Chapitre 1 : Macabre découverte

Ce matin à Riverside Gardens, une nouvelle macabre va chambouler le quotidien de nos 6 personnages principaux.

Une heure paisible

Les premiers rayons du soleil traversèrent les fenêtres de la véranda, et vinrent caresser la surface de l’eau. Le vent faisait danser les palmiers autour de la piscine, et sa douce musique complétait les chants matinaux des oiseaux. L’instant était paisible, serein, et pourtant en ce jeudi matin, rien n’était comme à l’accoutumée. Un corps flottait inerte à la surface du bassin.

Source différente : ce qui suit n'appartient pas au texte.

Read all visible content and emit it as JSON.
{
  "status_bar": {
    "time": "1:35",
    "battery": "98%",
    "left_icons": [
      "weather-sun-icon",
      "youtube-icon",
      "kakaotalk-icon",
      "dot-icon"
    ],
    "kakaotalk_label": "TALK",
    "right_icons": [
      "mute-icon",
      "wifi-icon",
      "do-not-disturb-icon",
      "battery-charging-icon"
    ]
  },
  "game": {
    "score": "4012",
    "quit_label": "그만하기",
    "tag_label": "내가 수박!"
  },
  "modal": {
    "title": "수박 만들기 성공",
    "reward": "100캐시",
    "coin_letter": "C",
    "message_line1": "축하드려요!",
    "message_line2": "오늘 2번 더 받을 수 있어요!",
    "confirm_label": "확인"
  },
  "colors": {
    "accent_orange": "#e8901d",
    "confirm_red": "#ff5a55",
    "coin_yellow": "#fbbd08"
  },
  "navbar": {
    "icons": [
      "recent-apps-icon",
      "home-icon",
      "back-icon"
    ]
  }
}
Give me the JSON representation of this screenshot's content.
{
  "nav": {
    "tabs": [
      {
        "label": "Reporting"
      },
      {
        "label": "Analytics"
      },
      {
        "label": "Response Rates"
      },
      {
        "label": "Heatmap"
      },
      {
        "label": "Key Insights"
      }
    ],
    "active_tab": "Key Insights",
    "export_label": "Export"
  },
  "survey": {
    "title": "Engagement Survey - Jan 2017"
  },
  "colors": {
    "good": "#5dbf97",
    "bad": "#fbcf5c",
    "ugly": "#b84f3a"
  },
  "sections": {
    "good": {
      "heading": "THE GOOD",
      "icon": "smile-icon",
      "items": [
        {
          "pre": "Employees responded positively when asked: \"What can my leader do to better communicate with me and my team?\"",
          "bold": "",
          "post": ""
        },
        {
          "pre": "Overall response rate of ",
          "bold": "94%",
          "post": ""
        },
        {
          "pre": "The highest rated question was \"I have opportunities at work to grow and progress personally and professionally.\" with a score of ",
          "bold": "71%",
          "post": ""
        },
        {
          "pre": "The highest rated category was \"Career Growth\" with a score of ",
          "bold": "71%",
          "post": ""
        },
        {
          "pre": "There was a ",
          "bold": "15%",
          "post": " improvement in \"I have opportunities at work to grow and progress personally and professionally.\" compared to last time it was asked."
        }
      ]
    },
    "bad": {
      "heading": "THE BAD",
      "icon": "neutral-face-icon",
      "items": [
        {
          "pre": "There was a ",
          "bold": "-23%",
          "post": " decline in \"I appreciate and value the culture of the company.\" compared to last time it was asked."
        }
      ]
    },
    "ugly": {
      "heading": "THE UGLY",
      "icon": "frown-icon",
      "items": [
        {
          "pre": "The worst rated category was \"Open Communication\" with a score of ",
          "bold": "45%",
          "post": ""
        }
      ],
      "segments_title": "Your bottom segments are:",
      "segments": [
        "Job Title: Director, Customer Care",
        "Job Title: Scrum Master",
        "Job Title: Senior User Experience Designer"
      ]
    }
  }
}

Le cadavre d’Andrews ondulait légèrement. Son corps fripé était presque nu, il ne portait que son slip de bain. C’était son maillot de bain préféré, vingt ans déjà qu’il l’avait. Il en était fier, il n’avait pas pris un kilo. Et puis ce beau rouge avait toujours fait ressortir son bronzage. Là où il était maintenant, son pauvre maillot en lycra ne lui servirait plus.

Paula

Comme tous les matins, Paula marchait d’un bon pas jusqu’à la piscine. Chaque jour, elle voulait être la première à y entrer, la première à savourer la douceur de l’eau sur sa peau, sa tiédeur. Parfois, elle arrivait avant 6 heures, et elle devait attendre que la porte se déverrouille. Mais peu importe, Paula serait la première quoiqu’il en coûte. Elle évitait la douche glacée, et plongeait directement dans la piscine. Après quelques brasses, elle se plaçait dans son petit coin d’observation et attendait chaque nouveau venu pour le détailler.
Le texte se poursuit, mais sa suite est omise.